Shauna ignored the jibe.
“I’m driving to Blantyre,” she said.
“To where we both lived. My family in Morris Crescent, his in Small Crescent.” Shauna smiled.
“But will he still be there after all these years?” Ellie frowned.
“Unlikely. But his family might be.”
“And will they still be alive?” Ellie asked.
“With luck,” Shauna said. “They should be in their late seventies.
“I’ve no idea how they will react to me. At the time they were more sad than angry. My own mum and dad were furious.”
Shauna paused, blinking.
“It’s so long ago,” she said quietly. “It’s like it happened to another person. Not me.”
Ellie reached out and gently took her mother’s hand. Shauna felt it and squeezed back.
“So that’s Plan A,” Ellie said, trying to be practical.
“What if you ring the doorbell and complete strangers look out?”
“That’s quite possible,” Shauna said. “But that part of Blantyre’s like a small village on its own.
“If Neil’s parents have gone, some of their neighbours will know what happened to the family.
“And if I can get in touch with the family, then surely they will help me get in touch with Neil.”
Shauna weighed up her own words in her mind. Small village syndrome.
It was maybe an old-fashioned way of tracing someone, but at least it was practical.
“OK,” Ellie said. “But let’s think of the worst-case scenario. What if their near-neighbours have all changed, too? What’s your Plan C, Mum?”
Shauna grimaced.
“I’ve still got what my granny would call ‘a guid Scots tongue in my heid’. I can ask around.
“Someone, somewhere, is bound to know something.”
“And if they don’t?” Ellie asked gently.
“Then I think of something else,” Shauna said quietly. “I have to.”
Time was hanging heavy, and that annoyed Ellie.
It was one of her few days off from the supermarket, hoarded carefully to give her time to see her mother settled in.
But now her mother was gone and there were no messages from Calum to let her know how he had done at the interview.
Crossly, she tidied up the flat – knowing full well that it would look as if Attila the Hun had rampaged through it as soon as her flatmates came back.
She was just about to check her phone when it buzzed with an incoming text.
Limping home. Missed out again.
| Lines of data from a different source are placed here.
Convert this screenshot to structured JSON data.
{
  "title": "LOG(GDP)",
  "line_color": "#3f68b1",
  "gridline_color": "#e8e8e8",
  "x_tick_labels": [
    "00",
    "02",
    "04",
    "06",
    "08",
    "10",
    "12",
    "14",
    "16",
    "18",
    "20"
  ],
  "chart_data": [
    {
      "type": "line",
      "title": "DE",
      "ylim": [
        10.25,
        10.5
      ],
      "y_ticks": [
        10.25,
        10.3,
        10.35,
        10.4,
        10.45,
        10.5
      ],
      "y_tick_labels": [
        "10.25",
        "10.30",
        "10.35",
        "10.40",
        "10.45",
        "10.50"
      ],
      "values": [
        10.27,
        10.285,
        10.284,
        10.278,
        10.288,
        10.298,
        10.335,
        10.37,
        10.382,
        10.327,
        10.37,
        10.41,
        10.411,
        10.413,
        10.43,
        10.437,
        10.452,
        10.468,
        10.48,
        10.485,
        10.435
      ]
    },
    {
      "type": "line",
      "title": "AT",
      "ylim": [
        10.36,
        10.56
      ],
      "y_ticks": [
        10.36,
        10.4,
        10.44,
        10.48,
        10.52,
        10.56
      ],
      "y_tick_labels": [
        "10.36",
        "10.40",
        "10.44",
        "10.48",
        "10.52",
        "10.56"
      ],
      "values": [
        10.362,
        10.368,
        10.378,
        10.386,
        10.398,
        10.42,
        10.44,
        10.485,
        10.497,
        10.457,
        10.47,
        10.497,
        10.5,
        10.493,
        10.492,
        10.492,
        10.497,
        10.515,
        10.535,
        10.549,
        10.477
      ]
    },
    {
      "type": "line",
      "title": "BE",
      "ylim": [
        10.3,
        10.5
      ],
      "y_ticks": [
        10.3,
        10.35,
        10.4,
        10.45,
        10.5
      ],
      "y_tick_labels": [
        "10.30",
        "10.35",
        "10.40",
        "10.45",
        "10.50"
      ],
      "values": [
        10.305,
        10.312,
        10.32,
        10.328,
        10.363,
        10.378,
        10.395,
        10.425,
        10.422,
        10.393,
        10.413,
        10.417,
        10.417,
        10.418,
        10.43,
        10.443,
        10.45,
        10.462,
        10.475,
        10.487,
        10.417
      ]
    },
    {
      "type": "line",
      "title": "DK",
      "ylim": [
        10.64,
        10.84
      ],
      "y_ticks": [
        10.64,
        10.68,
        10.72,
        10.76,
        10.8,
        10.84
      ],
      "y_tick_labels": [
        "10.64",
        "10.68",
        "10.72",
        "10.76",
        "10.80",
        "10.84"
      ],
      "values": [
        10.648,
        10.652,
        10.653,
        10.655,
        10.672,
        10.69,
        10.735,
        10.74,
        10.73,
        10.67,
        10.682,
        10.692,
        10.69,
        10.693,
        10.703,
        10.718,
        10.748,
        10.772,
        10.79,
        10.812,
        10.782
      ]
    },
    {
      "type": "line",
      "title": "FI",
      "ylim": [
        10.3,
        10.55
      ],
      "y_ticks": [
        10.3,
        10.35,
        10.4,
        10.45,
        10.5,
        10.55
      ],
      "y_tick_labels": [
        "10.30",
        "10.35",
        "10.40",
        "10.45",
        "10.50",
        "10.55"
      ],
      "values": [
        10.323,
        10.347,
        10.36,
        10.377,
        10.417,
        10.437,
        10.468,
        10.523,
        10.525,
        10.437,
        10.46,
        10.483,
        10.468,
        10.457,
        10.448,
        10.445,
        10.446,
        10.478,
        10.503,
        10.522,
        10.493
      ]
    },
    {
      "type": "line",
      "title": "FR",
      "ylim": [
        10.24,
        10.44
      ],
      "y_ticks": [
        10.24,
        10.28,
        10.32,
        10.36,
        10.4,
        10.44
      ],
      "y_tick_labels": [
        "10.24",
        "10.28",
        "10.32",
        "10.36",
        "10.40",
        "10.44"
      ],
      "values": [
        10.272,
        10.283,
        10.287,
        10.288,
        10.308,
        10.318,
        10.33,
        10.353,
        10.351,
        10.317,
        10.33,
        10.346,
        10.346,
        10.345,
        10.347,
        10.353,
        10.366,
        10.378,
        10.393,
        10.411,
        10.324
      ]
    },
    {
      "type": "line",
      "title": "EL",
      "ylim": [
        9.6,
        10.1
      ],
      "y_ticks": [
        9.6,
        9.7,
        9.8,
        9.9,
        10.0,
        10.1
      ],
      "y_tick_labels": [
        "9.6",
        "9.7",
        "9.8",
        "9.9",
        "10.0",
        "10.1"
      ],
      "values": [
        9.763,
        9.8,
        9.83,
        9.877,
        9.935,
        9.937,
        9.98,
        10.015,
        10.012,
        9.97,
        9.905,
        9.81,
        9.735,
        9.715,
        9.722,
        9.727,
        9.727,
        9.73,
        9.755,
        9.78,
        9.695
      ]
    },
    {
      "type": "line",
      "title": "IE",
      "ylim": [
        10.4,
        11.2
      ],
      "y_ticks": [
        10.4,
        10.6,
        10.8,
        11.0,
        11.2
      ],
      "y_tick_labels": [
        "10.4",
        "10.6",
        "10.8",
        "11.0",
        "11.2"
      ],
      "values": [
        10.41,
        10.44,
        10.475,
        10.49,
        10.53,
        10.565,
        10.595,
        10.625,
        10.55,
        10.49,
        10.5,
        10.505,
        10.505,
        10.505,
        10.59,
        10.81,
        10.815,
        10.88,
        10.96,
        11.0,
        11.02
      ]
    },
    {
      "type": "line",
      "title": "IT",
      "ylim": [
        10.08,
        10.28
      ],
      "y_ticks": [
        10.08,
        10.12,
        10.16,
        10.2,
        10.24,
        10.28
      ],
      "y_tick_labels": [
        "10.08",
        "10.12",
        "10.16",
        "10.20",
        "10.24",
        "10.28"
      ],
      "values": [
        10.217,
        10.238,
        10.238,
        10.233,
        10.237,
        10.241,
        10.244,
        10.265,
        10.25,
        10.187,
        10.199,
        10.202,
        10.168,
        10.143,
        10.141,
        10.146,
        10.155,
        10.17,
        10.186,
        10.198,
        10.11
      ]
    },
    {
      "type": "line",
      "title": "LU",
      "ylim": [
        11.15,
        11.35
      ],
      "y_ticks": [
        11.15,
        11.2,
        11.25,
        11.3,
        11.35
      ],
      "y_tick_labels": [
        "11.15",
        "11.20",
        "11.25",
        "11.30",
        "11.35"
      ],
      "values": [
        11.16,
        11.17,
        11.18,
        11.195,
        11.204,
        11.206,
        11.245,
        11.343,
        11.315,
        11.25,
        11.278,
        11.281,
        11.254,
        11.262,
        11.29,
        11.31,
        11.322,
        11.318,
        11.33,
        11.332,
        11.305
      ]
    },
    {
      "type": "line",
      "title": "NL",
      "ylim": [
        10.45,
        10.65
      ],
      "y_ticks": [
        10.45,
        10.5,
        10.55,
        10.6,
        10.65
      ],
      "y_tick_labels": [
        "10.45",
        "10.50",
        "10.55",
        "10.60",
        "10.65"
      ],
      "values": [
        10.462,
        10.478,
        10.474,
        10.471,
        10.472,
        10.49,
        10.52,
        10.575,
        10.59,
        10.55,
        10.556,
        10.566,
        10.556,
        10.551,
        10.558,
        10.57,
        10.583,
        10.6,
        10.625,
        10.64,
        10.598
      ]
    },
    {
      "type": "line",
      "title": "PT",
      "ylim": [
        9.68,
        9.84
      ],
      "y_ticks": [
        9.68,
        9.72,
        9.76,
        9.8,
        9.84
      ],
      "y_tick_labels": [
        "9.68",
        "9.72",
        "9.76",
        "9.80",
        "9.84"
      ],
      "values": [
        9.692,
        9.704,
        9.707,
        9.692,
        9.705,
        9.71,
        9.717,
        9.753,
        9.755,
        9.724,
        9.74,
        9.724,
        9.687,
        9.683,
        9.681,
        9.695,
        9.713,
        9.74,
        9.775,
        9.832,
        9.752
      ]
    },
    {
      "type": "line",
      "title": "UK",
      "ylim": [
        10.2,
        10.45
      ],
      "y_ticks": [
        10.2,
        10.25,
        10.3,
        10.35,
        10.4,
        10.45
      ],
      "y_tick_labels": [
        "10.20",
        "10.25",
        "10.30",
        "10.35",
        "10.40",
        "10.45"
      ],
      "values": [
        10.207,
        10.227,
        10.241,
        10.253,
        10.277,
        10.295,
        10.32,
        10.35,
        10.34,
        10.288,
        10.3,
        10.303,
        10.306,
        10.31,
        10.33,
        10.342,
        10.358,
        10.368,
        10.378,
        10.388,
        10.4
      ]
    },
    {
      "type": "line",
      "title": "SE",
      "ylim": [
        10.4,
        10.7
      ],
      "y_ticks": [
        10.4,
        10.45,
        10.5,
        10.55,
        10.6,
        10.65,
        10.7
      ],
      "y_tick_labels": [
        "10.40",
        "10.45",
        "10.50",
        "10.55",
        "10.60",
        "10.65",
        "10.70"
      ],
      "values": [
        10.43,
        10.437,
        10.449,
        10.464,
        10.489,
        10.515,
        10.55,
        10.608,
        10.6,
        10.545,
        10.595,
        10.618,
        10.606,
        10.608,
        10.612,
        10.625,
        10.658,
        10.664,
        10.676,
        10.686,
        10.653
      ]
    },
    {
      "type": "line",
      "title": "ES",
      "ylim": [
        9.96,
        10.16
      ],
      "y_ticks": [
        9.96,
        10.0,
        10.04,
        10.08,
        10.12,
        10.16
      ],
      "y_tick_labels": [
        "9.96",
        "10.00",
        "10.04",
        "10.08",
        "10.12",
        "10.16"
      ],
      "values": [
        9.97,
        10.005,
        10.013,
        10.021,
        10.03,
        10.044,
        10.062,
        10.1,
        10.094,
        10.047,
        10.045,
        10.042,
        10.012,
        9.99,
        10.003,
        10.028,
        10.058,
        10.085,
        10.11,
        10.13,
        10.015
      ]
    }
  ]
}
Heading back to Stirling.
Ellie felt a wave of anger, not directed at Calum but at the world in general.
The jobs always seemed to go to the ones who were full of themselves and confident.
The ones who promised everything, then turned out to be all words and little use. Her team in the supermarket was carrying two of these.
If only panels would take time, coax the shy candidates like Calum to relax, to show their real worth.
But in real life, the quiet ones either stepped aside – or got trampled.
Don’t despair, she texted back. Stand you a coffee and a bun when you get home. Don’t worry, a better job will come up in a couple of weeks. xxx
Frowning at the text, she deleted the xxx she had added, then checked her watch and leapt to her feet.
With barely an hour from Edinburgh, Calum was likely to reach the rail station before she could get there herself.
Throwing on a jacket, she raced down the stairs and along to the bus stop.